MREN: Multifamily has been performing well for a long time. What is behind the continued activity in this sector?
Huffman: A lot has to do with the changes that came with the housing bubble in 2008. That is a big part of it. I also think that it has always been in the Midwest markets such a solid investment for real estate investors. You have the strong dynamics of multifamily with those one-year leases. There is a lot of ability to increase rents as market conditions improve. There is a reason why it is the favorite property type. It is because of the dynamics that serve as the foundation of the multifamily business. There is a need out there for good, affordable workforce-type housing. It is in demand right now. The amount of people buying homes has dropped, too. There has been a correction in the housing market. Many of the people who were buying homes in the early 2000s are looking instead to rent today. That dynamic has been in place since 2008. And we believe that it will continue.
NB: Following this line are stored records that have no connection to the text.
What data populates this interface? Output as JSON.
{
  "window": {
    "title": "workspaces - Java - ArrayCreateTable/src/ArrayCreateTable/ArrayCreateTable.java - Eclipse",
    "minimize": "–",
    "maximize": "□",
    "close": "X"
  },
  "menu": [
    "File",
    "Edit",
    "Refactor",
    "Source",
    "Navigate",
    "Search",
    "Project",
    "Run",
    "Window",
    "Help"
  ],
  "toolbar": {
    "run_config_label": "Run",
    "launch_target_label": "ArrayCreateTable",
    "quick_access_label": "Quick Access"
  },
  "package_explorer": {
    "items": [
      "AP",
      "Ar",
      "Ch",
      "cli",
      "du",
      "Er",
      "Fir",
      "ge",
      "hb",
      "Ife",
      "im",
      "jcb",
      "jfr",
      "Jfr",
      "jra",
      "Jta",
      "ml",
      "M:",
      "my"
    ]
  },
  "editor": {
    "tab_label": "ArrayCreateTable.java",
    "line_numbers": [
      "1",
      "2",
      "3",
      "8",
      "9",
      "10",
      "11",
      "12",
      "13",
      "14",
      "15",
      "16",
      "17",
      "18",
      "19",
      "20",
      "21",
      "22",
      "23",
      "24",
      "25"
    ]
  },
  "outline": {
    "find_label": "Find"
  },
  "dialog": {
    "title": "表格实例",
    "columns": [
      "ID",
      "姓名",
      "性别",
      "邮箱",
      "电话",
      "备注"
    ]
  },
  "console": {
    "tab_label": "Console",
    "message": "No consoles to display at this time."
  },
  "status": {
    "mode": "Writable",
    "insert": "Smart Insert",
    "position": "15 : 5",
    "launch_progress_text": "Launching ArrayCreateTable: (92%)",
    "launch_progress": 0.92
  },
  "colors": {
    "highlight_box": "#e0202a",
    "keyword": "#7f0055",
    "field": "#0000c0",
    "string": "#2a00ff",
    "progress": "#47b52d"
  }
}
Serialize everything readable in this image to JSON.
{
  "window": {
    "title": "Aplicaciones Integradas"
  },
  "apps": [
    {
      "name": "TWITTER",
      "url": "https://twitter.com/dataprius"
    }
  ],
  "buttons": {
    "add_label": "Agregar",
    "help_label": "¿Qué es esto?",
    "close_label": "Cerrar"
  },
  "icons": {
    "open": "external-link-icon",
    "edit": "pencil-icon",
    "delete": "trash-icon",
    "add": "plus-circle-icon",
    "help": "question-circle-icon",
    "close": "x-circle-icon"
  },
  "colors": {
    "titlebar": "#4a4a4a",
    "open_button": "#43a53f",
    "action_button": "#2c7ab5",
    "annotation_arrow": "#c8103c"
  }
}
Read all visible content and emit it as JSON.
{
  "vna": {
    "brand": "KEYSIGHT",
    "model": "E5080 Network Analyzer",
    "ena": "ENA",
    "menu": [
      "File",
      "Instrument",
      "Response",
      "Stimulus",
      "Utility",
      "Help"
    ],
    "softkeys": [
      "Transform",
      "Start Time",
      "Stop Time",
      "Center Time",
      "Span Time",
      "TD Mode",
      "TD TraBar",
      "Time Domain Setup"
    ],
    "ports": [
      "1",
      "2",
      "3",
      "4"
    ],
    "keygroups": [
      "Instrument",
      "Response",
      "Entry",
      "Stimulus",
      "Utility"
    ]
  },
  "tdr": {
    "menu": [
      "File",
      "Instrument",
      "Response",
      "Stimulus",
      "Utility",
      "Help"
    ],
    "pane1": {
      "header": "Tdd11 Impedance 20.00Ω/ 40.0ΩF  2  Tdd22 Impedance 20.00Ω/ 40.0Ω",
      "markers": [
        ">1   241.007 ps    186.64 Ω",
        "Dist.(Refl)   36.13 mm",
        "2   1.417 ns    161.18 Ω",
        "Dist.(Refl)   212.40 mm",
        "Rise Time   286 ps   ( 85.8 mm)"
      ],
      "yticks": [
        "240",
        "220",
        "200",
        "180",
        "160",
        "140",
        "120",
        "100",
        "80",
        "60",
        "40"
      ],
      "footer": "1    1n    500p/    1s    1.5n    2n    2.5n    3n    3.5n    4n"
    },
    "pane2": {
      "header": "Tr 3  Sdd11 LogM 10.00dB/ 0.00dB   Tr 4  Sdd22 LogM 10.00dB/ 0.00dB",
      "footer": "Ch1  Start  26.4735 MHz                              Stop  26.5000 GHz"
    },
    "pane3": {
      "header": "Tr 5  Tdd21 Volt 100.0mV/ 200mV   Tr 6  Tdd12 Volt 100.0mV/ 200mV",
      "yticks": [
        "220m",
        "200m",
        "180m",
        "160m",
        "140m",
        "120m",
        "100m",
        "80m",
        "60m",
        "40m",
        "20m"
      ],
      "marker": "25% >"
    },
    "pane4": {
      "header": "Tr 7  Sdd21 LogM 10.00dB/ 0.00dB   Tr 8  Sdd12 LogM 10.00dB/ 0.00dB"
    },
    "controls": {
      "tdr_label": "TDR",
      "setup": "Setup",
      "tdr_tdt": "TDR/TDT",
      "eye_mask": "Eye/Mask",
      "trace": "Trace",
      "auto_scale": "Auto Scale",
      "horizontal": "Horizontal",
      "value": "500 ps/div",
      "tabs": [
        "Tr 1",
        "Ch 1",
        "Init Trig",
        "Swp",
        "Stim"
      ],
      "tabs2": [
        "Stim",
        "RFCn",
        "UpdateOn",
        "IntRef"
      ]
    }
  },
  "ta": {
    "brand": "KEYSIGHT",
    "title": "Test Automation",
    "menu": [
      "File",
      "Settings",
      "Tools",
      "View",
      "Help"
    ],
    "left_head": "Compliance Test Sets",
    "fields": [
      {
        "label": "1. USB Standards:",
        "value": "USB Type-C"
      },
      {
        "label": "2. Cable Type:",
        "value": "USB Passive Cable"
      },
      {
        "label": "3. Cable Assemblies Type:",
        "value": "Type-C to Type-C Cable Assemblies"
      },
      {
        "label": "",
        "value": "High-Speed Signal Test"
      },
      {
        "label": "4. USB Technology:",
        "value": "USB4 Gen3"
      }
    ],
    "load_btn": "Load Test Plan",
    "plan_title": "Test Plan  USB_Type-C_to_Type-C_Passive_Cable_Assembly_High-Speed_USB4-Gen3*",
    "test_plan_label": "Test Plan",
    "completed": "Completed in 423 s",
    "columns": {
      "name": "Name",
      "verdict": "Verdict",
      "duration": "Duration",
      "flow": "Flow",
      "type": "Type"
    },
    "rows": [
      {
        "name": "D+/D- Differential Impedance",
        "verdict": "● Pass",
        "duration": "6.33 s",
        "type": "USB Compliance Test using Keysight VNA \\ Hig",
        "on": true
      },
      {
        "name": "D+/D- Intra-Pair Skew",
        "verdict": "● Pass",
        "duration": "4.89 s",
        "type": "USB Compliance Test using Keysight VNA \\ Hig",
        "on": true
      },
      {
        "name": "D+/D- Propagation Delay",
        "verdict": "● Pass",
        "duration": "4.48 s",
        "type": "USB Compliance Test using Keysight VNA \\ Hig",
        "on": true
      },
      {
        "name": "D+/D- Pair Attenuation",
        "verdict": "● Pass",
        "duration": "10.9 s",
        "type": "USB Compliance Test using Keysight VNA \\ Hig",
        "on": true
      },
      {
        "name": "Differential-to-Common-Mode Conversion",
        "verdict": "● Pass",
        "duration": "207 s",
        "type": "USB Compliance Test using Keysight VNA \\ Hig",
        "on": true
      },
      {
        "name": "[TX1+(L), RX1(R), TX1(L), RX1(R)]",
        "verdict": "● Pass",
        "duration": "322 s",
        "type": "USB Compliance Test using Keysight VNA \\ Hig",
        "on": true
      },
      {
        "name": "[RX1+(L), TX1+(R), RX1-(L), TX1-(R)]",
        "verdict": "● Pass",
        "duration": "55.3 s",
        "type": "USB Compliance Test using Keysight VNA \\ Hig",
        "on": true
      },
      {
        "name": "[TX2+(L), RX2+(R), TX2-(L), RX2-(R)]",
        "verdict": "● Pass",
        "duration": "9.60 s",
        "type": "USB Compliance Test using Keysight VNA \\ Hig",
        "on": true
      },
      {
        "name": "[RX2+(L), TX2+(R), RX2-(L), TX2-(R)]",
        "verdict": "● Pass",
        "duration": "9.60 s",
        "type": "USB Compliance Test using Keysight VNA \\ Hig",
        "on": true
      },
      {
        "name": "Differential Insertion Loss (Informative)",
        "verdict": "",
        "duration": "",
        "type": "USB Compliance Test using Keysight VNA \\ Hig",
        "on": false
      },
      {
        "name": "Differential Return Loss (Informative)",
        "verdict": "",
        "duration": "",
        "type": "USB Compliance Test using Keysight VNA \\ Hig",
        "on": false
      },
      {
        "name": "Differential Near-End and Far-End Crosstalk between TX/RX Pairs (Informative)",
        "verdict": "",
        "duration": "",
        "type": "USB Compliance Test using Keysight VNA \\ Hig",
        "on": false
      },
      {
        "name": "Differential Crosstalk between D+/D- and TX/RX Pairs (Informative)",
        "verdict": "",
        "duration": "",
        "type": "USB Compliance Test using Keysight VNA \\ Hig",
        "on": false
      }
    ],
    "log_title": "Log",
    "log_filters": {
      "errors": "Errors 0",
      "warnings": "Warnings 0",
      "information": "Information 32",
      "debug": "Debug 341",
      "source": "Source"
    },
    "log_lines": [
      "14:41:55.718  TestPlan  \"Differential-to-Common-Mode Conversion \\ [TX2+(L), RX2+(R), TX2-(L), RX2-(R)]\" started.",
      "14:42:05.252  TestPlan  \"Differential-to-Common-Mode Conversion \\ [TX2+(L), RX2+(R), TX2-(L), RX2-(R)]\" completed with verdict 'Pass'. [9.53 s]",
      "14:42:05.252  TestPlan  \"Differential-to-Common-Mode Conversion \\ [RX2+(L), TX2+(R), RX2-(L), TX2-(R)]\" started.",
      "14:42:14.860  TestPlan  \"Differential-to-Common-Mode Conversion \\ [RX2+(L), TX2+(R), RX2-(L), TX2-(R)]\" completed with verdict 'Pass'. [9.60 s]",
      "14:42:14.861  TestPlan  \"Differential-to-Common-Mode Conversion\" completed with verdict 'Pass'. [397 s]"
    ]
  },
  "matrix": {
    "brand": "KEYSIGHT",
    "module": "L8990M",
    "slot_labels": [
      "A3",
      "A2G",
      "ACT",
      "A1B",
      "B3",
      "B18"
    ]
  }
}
MREN: What do borrowers need to show you to increase their odds of qualifying for financing?
Huffman: No matter where we are sourcing the business through, the most important things are the same. We need to see a strong consistent property performance and history. The strength of the borrower is critical. The third thing we look for is whether the borrowing entity has a good business plan for the property. Do they understand the dynamics of what they are trying to accomplish, whether they are holding the property or trying to reposition it. Is there a good understanding of what the plan is? Are they looking at things properly to make those plans work? Obviously, the property condition and the characteristics of the market it is located in are extremely important, too.
MREN: What do you see in the near future? Do you expect the commercial financing business to continue to grow?
Huffman: The industry continues to be very healthy. There have been a lot of improvements from 2009 through today. We have had continued improvement in market conditions. That speaks highly that volumes will continue to expand. Another big factor is that there is will be a tremendous amount of refinance opportunity on maturing loans over the next three years because of all the 10-year term loans done in 2005, 2006 and 2007. These loans are all coming up as maturities currently. There is a built-in extra volume just because of refi opportunities due to the volume of these loans completed 10 years ago.